After his first wife died Lucas Bacmeister married Katharina Beselin (1536–1593), widow of the Rostock municipal leader Johannes Herverden. When she died he married Anna Vischer (ca. 1560–1638) from Aalst in Flanders. As far as is known, however, the second and third marriages were childless.

== Output (selection) ==

- Formae precationum piarum collectae ex scriptis Ph. Melanchthonis. Wittenberg 1559, 1560, 1588
- Von christlichen Bann, kurtzer und gründlicher Bericht aus Gottes Wort und aus Dr. M. Lutheri Schriften, durch die Diener der Kirche Christie zu Rostock zusammengetragen. Rostock 1565
- De modo concionandi. Rostock 1570, 1598
- Historia ecclesiarum Rostoch s. narratio de initio et progressu Lutheranismi Rostochio. (bei Westphalen vol.
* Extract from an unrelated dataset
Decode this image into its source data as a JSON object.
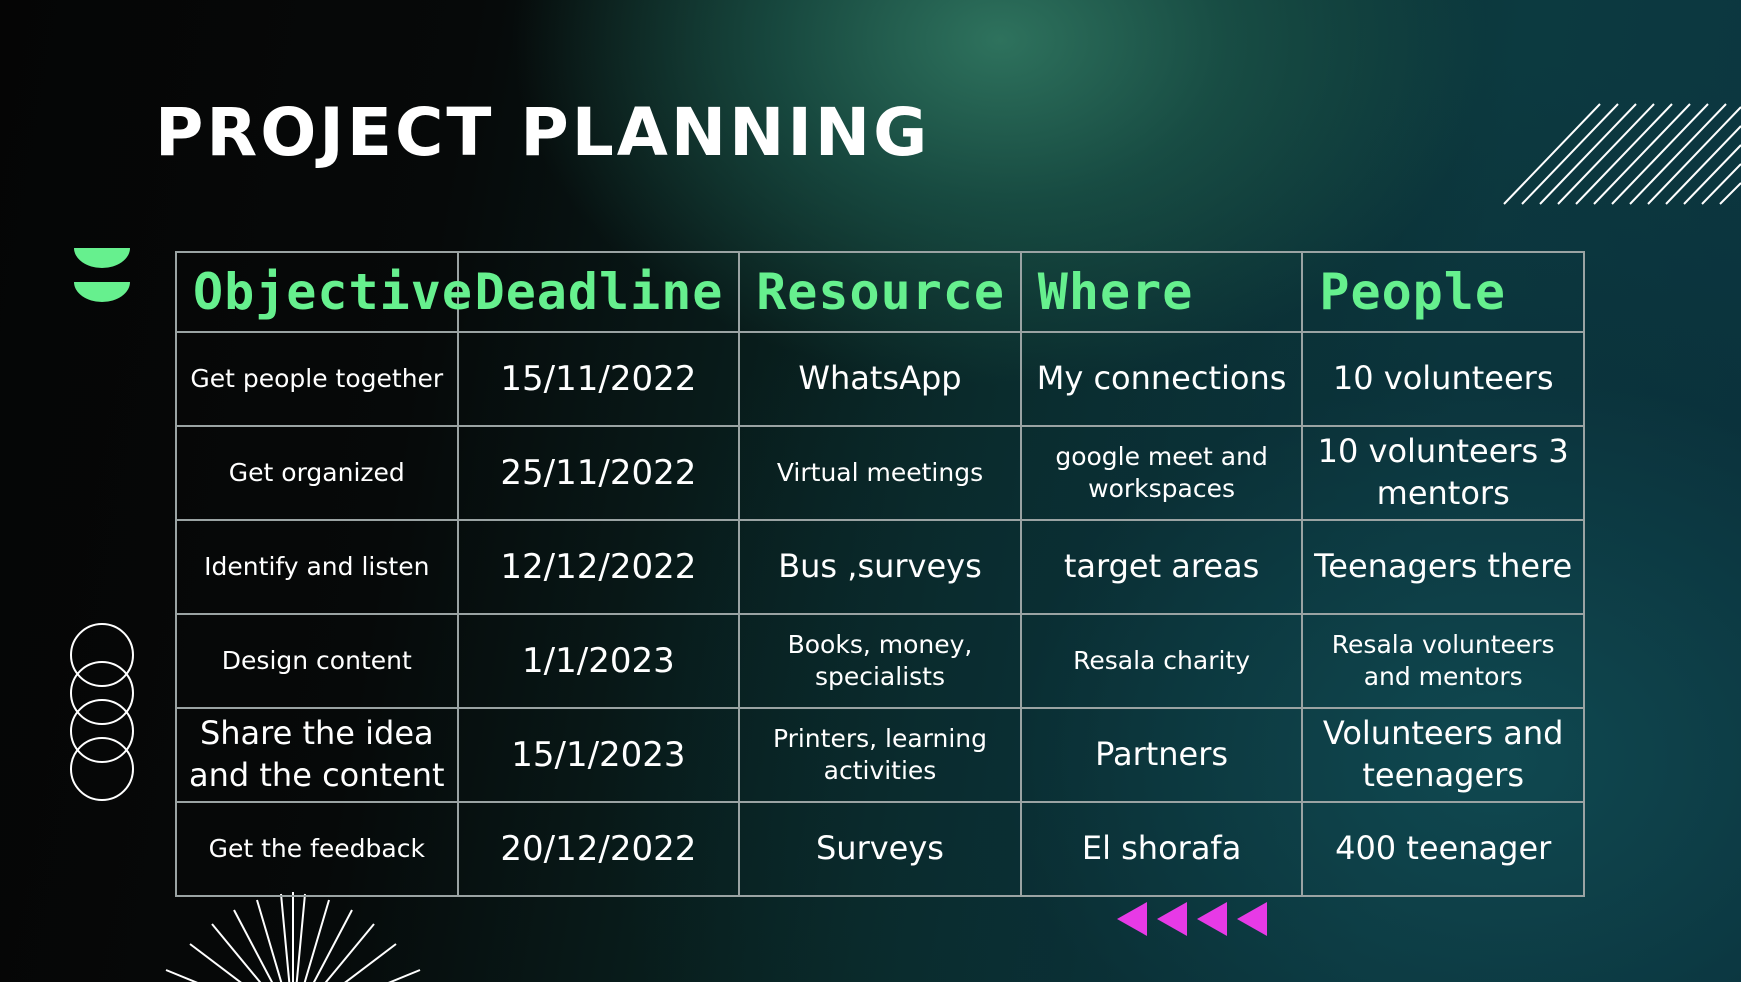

I., Sp. 1553)
- Verschiedene Disputationen über biblisch theologische Fragen (so 1569 üb. sacerdotium u. sacrificium Christi nach d. Hebräerbrief) und einige bibelkundliche Arhh.; Hist. ecclesiae et Ministerii Rostochiensis. herausgegeben von E. J. von Westphalen. In: Monumenta inedita rerum Germanicarum praecipue Cimbricarum et Megalopolitensium. vol. 1, Leipzig 1739, Sp.1553-1656.